What does your position pay?"

  "It depends in a measure--only in a measure--" answered Mr. Stevens with a careworn deliberateness, "on one's familiarity with our machine. What machine do you use, Mrs. Henry?"

  "My machine is a Mossback," answered Mrs. Henry, defiantly.

  "And a very good machine it is," observed Mr. Stevens, promptly. "The Mossback is a very good machine, though we see but few Mossbacks now. I know I have heard my mother say she used to use one--I think before the war--but perhaps I'm taking too much of your time."

  "Oh, no."

  "How long did you say you had had your machine, Mrs. Henry?"

  "Some little time."

  "Might I look at it?"

  "It isn't necessary."

  "Would you consider taking a position such as the one I speak of? Or could you recommend me, Mrs. Henry, to a lady of business tact and discretion, who is posted on the Marsale machine, to fill such a position? Experience is not really necessary--beyond such as could quickly be acquired."

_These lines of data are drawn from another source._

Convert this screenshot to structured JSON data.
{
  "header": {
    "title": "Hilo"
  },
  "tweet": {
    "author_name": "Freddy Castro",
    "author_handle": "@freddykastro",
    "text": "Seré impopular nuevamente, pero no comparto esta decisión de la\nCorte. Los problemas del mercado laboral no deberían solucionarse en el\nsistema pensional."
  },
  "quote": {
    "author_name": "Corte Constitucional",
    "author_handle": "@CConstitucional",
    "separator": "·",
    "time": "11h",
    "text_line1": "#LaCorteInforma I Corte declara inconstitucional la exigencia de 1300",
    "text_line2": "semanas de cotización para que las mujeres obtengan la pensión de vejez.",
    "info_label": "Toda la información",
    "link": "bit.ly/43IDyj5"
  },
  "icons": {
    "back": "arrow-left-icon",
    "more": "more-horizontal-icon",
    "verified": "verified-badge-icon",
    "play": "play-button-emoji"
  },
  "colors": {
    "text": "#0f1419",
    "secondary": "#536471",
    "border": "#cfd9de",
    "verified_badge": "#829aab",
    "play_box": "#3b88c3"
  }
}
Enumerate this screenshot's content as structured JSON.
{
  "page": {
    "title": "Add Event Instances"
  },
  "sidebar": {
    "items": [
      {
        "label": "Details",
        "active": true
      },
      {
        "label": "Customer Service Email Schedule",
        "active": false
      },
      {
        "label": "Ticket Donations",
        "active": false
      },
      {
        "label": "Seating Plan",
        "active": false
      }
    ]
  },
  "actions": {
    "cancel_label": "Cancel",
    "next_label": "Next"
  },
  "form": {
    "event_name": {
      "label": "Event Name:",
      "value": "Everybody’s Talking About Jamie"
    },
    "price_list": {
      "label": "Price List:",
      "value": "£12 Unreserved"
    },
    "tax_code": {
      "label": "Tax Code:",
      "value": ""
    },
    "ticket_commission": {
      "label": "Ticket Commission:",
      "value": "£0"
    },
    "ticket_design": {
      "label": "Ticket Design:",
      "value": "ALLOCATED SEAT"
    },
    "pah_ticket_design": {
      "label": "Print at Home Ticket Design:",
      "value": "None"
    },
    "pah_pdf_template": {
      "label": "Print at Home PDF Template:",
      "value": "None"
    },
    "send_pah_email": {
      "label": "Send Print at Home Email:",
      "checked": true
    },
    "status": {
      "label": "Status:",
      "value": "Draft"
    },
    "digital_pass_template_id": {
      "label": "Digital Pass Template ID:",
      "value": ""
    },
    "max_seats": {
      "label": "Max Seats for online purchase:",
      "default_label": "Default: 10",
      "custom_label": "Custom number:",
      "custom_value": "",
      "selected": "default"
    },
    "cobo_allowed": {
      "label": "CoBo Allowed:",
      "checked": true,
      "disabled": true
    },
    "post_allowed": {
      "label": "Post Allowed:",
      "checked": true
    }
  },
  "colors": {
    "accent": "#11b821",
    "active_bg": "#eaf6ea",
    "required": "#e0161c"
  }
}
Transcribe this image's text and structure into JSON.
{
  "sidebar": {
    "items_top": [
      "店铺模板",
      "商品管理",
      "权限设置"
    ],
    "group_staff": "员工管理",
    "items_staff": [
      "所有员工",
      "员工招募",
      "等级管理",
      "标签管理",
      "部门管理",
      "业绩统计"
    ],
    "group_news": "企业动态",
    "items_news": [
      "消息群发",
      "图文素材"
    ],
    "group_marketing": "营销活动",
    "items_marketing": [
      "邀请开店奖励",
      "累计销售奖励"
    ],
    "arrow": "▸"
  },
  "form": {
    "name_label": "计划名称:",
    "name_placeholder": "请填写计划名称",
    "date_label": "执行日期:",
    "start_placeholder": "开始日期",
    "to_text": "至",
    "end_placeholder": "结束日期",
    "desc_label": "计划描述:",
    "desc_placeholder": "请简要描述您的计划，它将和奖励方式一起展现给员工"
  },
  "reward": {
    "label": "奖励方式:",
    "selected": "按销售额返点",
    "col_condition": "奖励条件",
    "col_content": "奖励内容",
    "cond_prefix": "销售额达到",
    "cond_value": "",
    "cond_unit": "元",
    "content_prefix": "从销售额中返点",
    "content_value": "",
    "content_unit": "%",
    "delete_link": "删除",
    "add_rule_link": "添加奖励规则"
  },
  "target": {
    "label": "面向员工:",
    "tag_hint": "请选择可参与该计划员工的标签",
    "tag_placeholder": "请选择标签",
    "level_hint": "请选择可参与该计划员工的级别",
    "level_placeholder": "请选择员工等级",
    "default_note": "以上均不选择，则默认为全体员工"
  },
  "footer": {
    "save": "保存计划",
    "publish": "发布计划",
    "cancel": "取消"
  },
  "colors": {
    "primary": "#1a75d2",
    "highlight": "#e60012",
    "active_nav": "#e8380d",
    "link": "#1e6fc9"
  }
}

  Mrs. Henry wiped her nose tentatively. "I don't think I should be competent to take the place--what are the nature of the duties?"

  "Principally executive, Mrs. Henry; occasionally demonstrating the points of the machine to large buyers. Have you seen the late improvements on the new Marsale, Mrs. Henry? No? Indeed? Well really, is that so?" Mr. Stevens' eyes brightened in a sad way. The pleasure that he felt was in store for Mrs. Henry seemed to relieve the heaviness of his reflections. He touched very, very gently on some of the salient features of the Marsale Machine. "But, perhaps," said he in conclusion, checking his natural enthusiasm, "am I taking too much of your time?"

  Mrs. Henry fidgeted a little but made no distinct protest. Taking the life, Mr. Stevens dropped with such feeling into his own intimate affairs that before she realized it Mrs. Henry was asking what his wife had died of.